Data Reviewer Speed

6796
11
Jump to solution
04-01-2015 02:28 PM
AnthonyBarron
New Contributor III

This is a multi-part question and I am hoping someone may be able to point me in the right direction. I am working with Data Reviewer 10.2 and I have a Batch Job consisting of Table To Table, Geometry on Geometry, Duplicate Geometry, and Execute SQL checks. The Batch File checks for errors in ~ 375,000 points and ~58,000 Points. My concern is the amount of time required to run the batch file. I'm running my test now and it's been 8 hours with only 209,000 points validated.

My questions are as follows:

1) How can I expedite the batch file?

2) If I run the batch file against "Changed Features Only" will it speed up the results? If so, how does Data Reviewer determine which features have been "Changed"?

0 Kudos
1 Solution

Accepted Solutions
KumarBhardwaj
Occasional Contributor II

Hi Anthony,

We have made some performance improvements in our latest version of Data Reviewer (10.3) for some of the checks that you are using in your batch job. However if you are validating data in a versioned geodatabase, you can also choose to run a check only on features that have been edited. When you check the Changed Features Only check box and run the check, features in the current version are compared to the parent version to identify what features have been changed.

Thanks,

Kumar

View solution in original post

11 Replies
KumarBhardwaj
Occasional Contributor II

Hi Anthony,

We have made some performance improvements in our latest version of Data Reviewer (10.3) for some of the checks that you are using in your batch job. However if you are validating data in a versioned geodatabase, you can also choose to run a check only on features that have been edited. When you check the Changed Features Only check box and run the check, features in the current version are compared to the parent version to identify what features have been changed.

Thanks,

Kumar

AnthonyBarron
New Contributor III

Kumar,

Thank you so much for the input. that's exactly what I needed. Unfortunately, we are not operating against a versioned GDB. However, we do have an attribute "Date Last modified." So within the SQL Parameters, I created a statement to only select records modified last 24 hours from Feature Class 1. And compare those records to All records in feature class 2. The batch file will be run every 24 hours. Of course this is a huge improvement in speed. Many thanks! 

0 Kudos
MichelleJohnson
Esri Contributor

Hi Anthony.

I see you mentioned Duplicate Geometry as one of the checks you are using.  And it looks like you are validating Address points.  If you have ~375,000 features, that will take a long time to run the duplicate geometry check.  Try using the Geometry on Geometry check to look for duplicate points.  I converted all of my Duplicate Geometry checks where I was validating point features to Geometry on Geometry checks and it  is so much faster.  All you need to do is set feature class 1 and feature class 2 and use the Intersects spatial relation.  Were you comparing fields too in the Duplicate Geometry check?  You can do that too in the Geometry on Geometry check.

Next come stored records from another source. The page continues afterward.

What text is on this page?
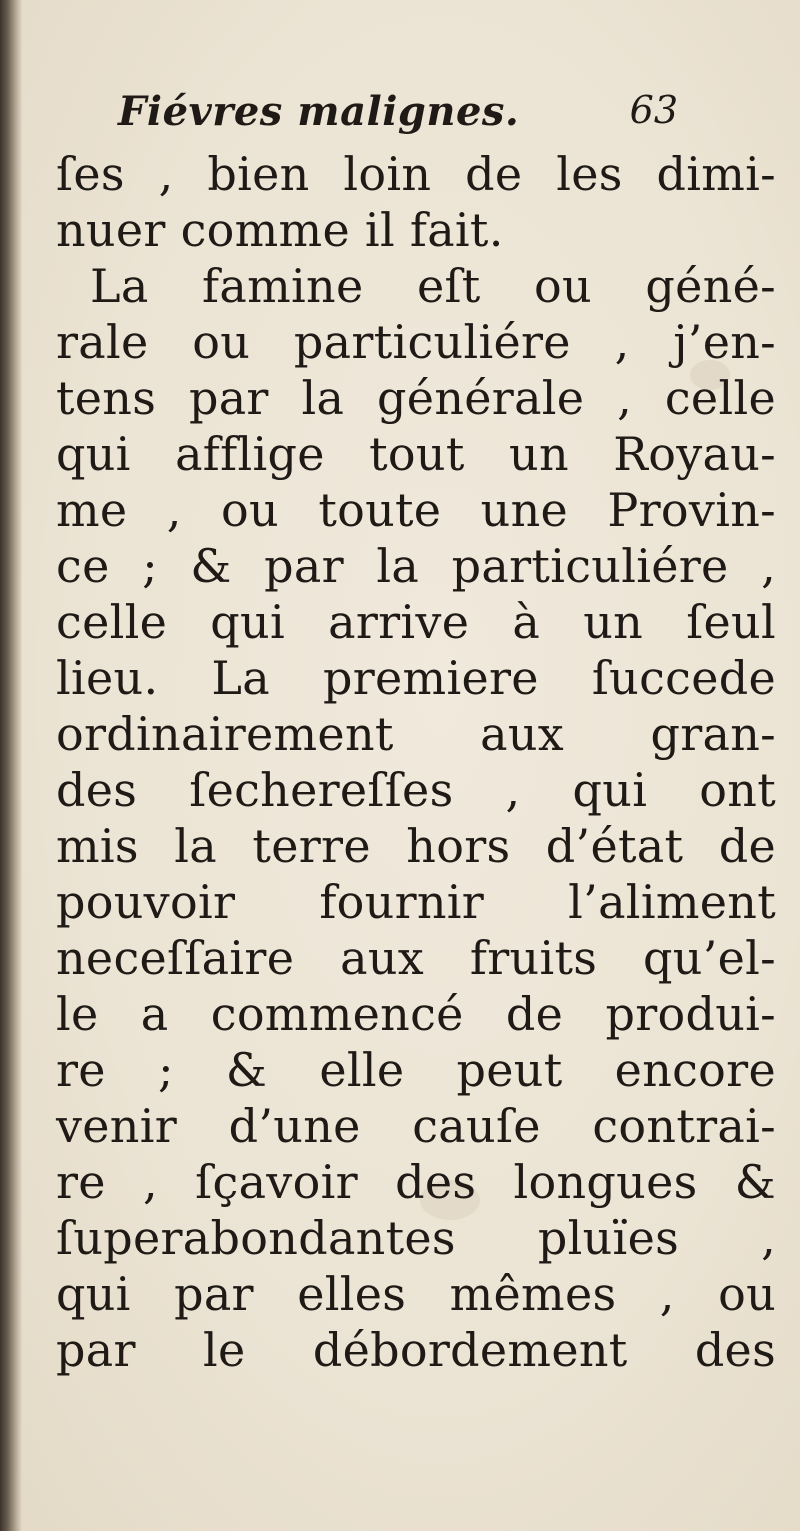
Fiévres malignes.	63
ſes , bien loin de les dimi-
nuer comme il fait.
La famine eſt ou géné-
rale ou particuliére , j’en-
tens par la générale , celle
qui afflige tout un Royau-
me , ou toute une Provin-
ce ; & par la particuliére ,
celle qui arrive à un ſeul
lieu. La premiere ſuccede
ordinairement aux gran-
des ſechereſſes , qui ont
mis la terre hors d’état de
pouvoir fournir l’aliment
neceſſaire aux fruits qu’el-
le a commencé de produi-
re ; & elle peut encore
venir d’une cauſe contrai-
re , ſçavoir des longues &
ſuperabondantes pluïes ,
qui par elles mêmes , ou
par le débordement des
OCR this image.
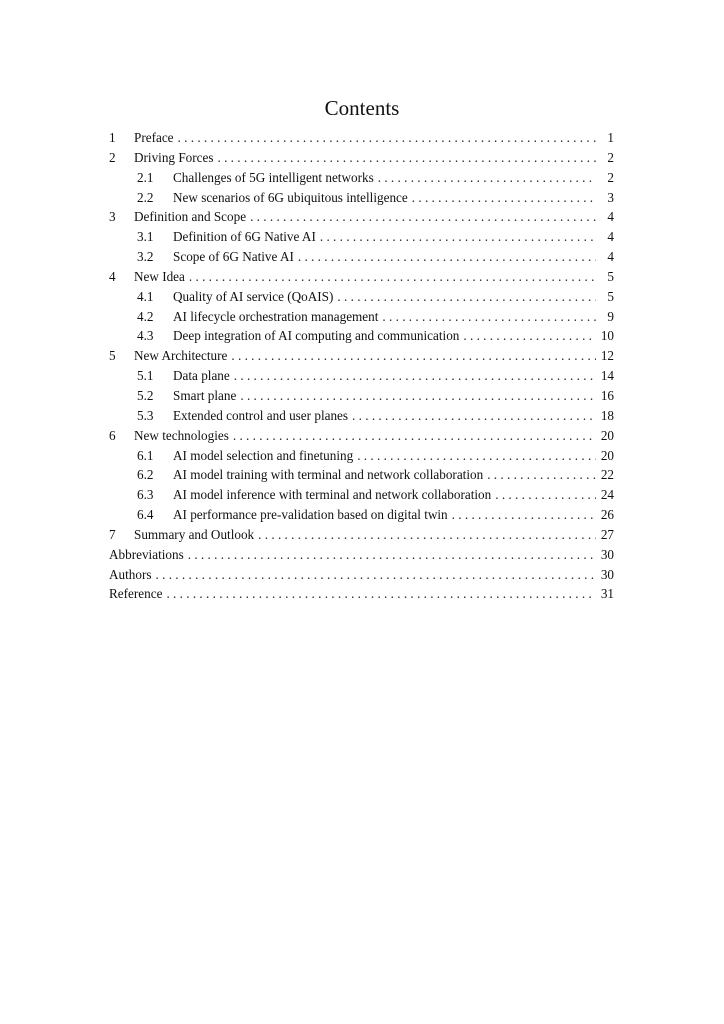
Contents
1	Preface . . .	1
2	Driving Forces . . .	2
2.1	Challenges of 5G intelligent networks . . .	2
2.2	New scenarios of 6G ubiquitous intelligence . . .	3
3	Definition and Scope . . .	4
3.1	Definition of 6G Native AI . . .	4
3.2	Scope of 6G Native AI . . .	4
4	New Idea . . .	5
4.1	Quality of AI service (QoAIS) . . .	5
4.2	AI lifecycle orchestration management . . .	9
4.3	Deep integration of AI computing and communication . . .	10
5	New Architecture . . .	12
5.1	Data plane . . .	14
5.2	Smart plane . . .	16
5.3	Extended control and user planes . . .	18
6	New technologies . . .	20
6.1	AI model selection and finetuning . . .	20
6.2	AI model training with terminal and network collaboration . . .	22
6.3	AI model inference with terminal and network collaboration . . .	24
6.4	AI performance pre-validation based on digital twin . . .	26
7	Summary and Outlook . . .	27
Abbreviations . . .	30
Authors . . .	30
Reference . . .	31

Also something to consider when configuring Data Reviewer checks with two different feature classes, use the smaller feature class for feature class 1 and the larger feature class for feature class 2 if you can.  This may not pertain to your domain, but an example would be to find overlapping service lines on mains.  Use mains as feature class 1 and service lines for feature class 2.  There are many more features in the service line feature class than there are in the main line feature class.

And finally regarding the Table to Table Attribute check, check to see if the fields you are using to link/compare the records are indexed.  Indexing the fields can help with the performance.

Hope this helps.

michellej.

0 Kudos
AnthonyBarron
New Contributor III

Michelle, thank you so much for your input. I followed your recommendations and with a few other modifications, my batch file is running in minutes. thank you!

GennadyMogilevich
New Contributor III

We are experiencing the similar issues with the Data Reviewer SQL and Table checks taking a very long time to complete.  We are running the checks on a versioned 10.3.1 SDE (Oracle 11g) database and are selecting to run the checks only on changed features between the child and parent versions.  One feature class has about 80K point features, but the others are more like 12K and 30K.  I've tried to run the checks individually and in batch mode, but even individually it seems each one is taking longer than I would expect (probably about 30 to 40 minutes each). 

Is this normal, or is there something wrong in either my Data Reviewer check configuration or the actual database?  We run the typical Compress, Analyze, and rebuild statistics on a regular basis, but that doesn't seem to improve performance as far as how quickly the Data Reviewer checks run.  One notable thing to mention is that the actual Version Differences check under the main Data Reviewer menu usually runs rather quickly, so I'm at a loss as to why a the Table to Table check run on only changes within the database would take 20x longer to complete.

Any guidance or suggestions are welcome.

Thank you in advance,

Henry M.

0 Kudos
MichelleJohnson
Esri Contributor

Hello Gennady.  The Table to Table Attribute check is known to take a while to run.  And it will take longer to run on an enterprise geodatabase versus a file geodatabase.  You are already following good practice by regularly compressing, analyzing, and rebuilding statistics on the enterprise gdb.  Another thing that can be looked at is how the enterprise geodatabase was set up with regards to where the tablespaces were created.  Are all the data tables in one tablespace on one disk.  For large databases, you may want to consider having multiple tablespaces across multiple disks to help with the read/write performance.  In addition, you can make sure the fields you are using in the check is indexed.  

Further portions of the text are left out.